I go in on Tuesday for RC #1. Wish me luck.
And if I ever talk nonsense about taking a five-year hiatus from the dentist again? Please kick me swiftly in the ass.
Today’s EAT: Cooking in the summer? No. Big-ass salad? Yes.
This salad was caprese-inspired: mixed greens, Italian chicken sausage, fresh mozz, Campari tomatoes, fresh basil, black plums and toasted pine nuts. I kept the dressing really simple – just olive oil with a bit of balsamic and honey. Everything was so fresh and flavorful. I love summer.

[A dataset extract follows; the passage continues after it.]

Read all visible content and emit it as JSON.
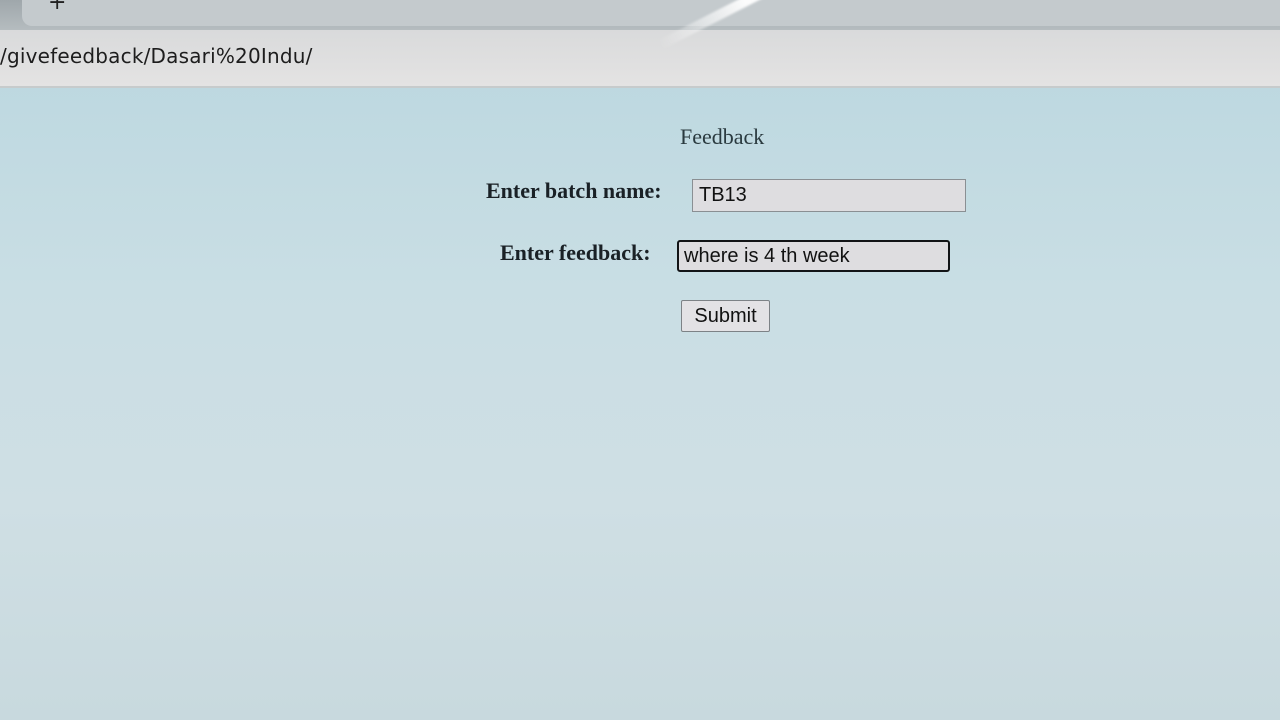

Today’s DRINK: I am probably a bad wife. Today, the hubs professed a desire to eliminate “simple sugars” from his diet for a little while. I guess that means no wine.
I’m supporting him by drinking his share of this Cellar No. 8 Pinot Noir:
Less for you means more for me, babe. Sorry. I love you, but you’re on your own with your weird diet.
Today’s RUN: Recovery, easy, recovery. Slow. It’s hot.
That’s what I told myself when I set out for an hour of slow running in today’s 93*, heat-advisory, high-humidity weather.
And I felt like I was shuffling, and yet? When I charted my course on mapmyrun.com after the fact, it told me I’d run 6.7 miles. In under 58 minutes. Which is 8:40 pace, or something like that. Not blazing fast, but not the 9:15s I had expected. Cool.
Today’s QUESTION: Any other anti-dentites out there? H0w often do you rendezvous with your dentist?